Kalau iya, coba uji nyali kamu dengan mendengarkan beberapa rilisan Yes No Wave yang menurut kami bisa bikin kuduk berdiri. Salah satu contohnya O.S.T Maujud karya Adit Bujbunen Ala Buse. Album ini dirancang sebagai soundtrack film horor. Dengan premis seperti itu, harusnya cukup bikin kita merinding…apalagi kalau disetel kenceng pas malam Jum'at Kliwon.

Iklan

Nah, kalau kamu adem-adem saja, barangkali kamu sudah terlalu banyak nonton film horor, mungkin lebih sering dari nonton mars partai di TV swasta lokal. Tapi jangan sombong dulu bray. Masih ada satu album lagi yang bisa dipakai buat menguji kadar keberanian kalian semua: Dunia Milik Kita.

Album paduan suara penyintas huru-hara besar 1965 ini sepintas jinak saja. Lagu-lagunya teduh dan menebarkan senyum. Tapi, kalau kalian benar-benar seorang daredevil, coba setel album ini dengan penuh semangat—kalau perlu pakai toa—di depan kantor ormas yang masih memelihara fobia akan marxisme, sosialisme dan komunisme. Percayalah, itu bakal jadi percobaan uji nyali paling greget sepanjang masa.

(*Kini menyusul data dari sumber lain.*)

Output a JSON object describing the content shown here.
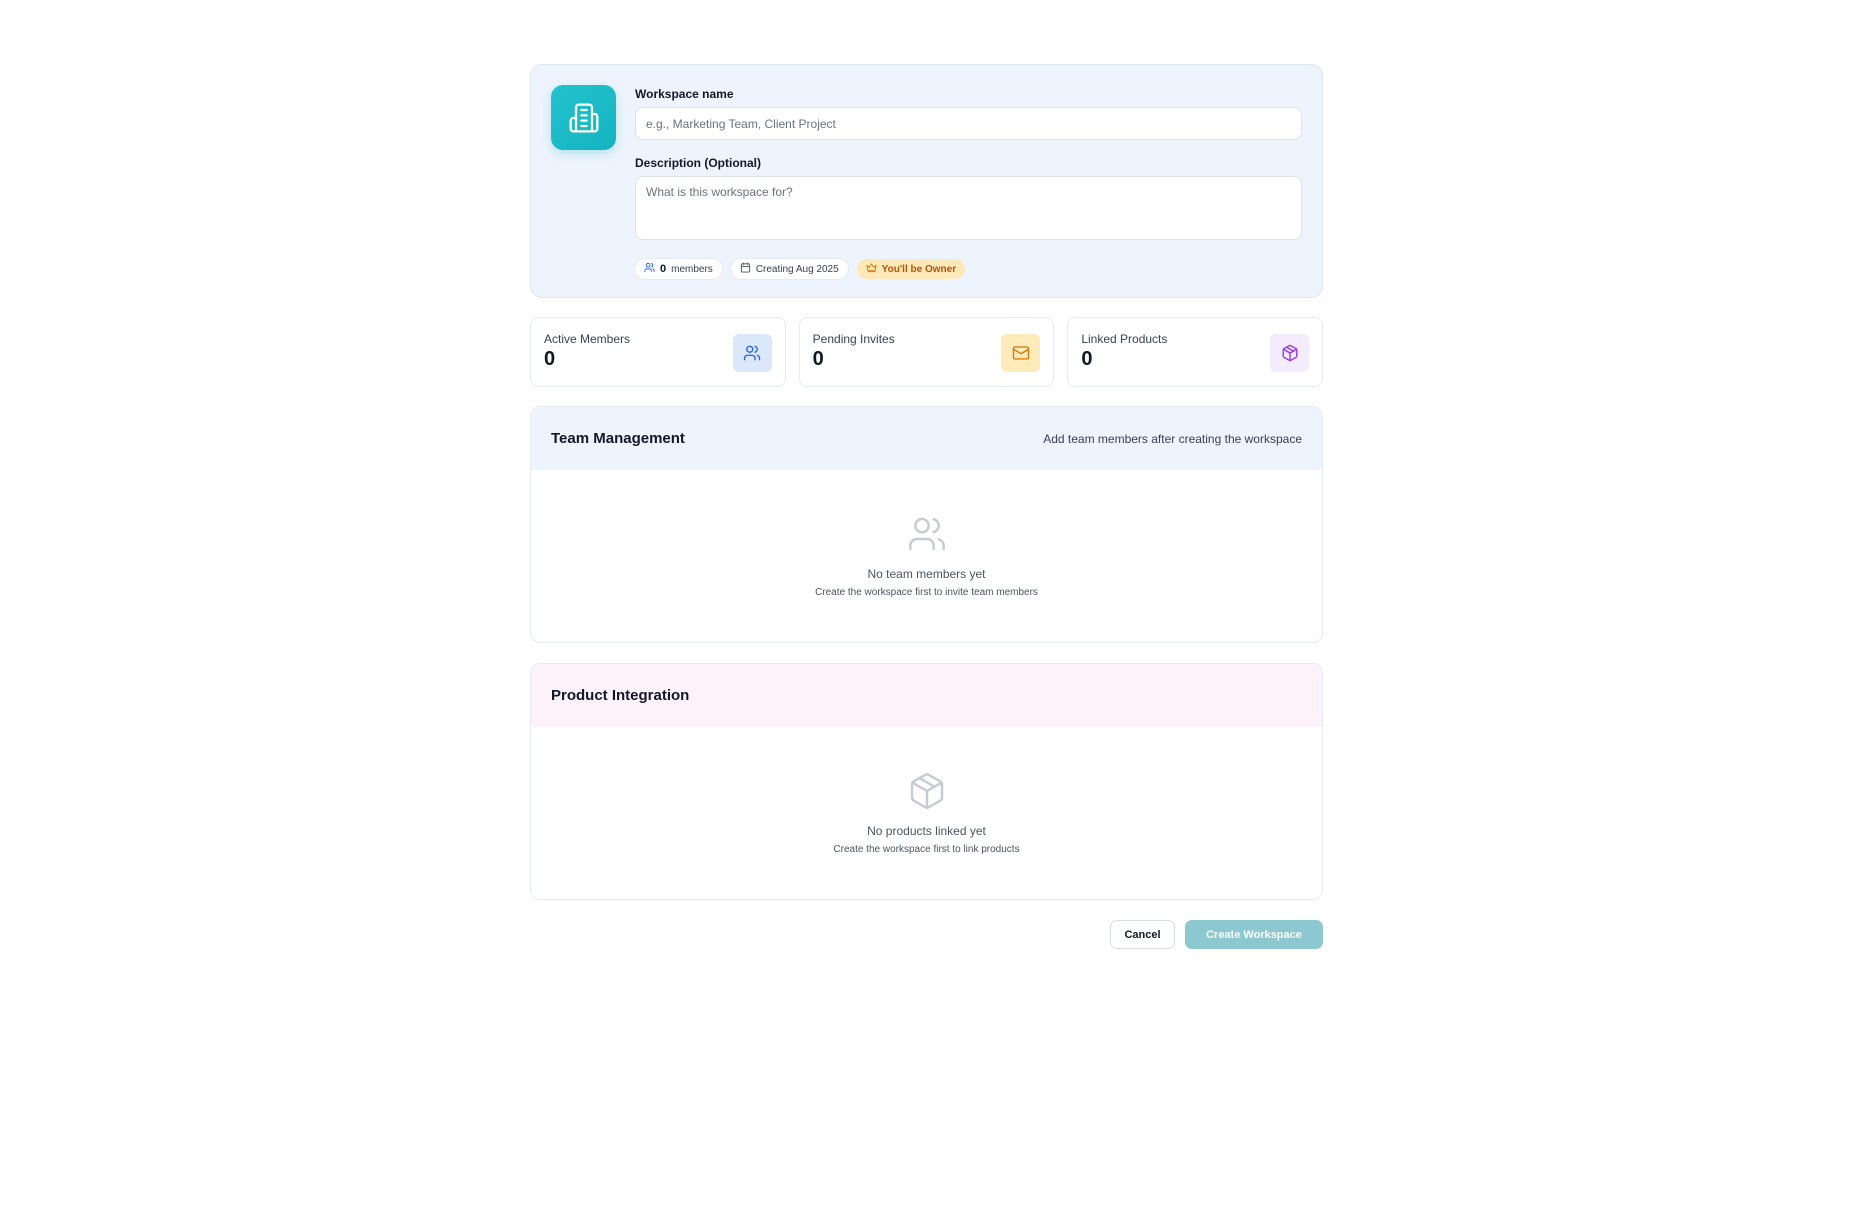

Mau nyoba? Silakan. Kami sih enggak.

Playlist buat kategori pendengar ini:

Dialita - Dunia Milik Kita

Adit Bujbunen Ala Buse - O.S.T Maujud

7. Hair Metal Kabupaten

Kalau kamu:

  • Bosen dengan band tingkat nasional macam Barasuara dan Seringai
  • Diem-diem jogjaphile
  • Mendadak doyan lagi hair metal setelah Guns n' Roses regroup
  • Tidak alergi dengan selera humor recehan

Jangan ragu. Unduhlalah EP pertama Sangkakala, Macanista, di Yes No Wave. Niscaya hidupmu lebih berwarna dihajar band hair metal tingkat kabupaten terbaik di dunia itu. Sikat!

Playlist untuk pendengar kategori ini:

Sangkakala - Macanista EP

8. Rully Shabara-core

Ini ramalan kami: Dalam waktu dekat, bakal lahir genre musik baru yang mengoplos punk, avantgardisme, folk hingga acapella. Nama genre itu: Rully Shabara-core.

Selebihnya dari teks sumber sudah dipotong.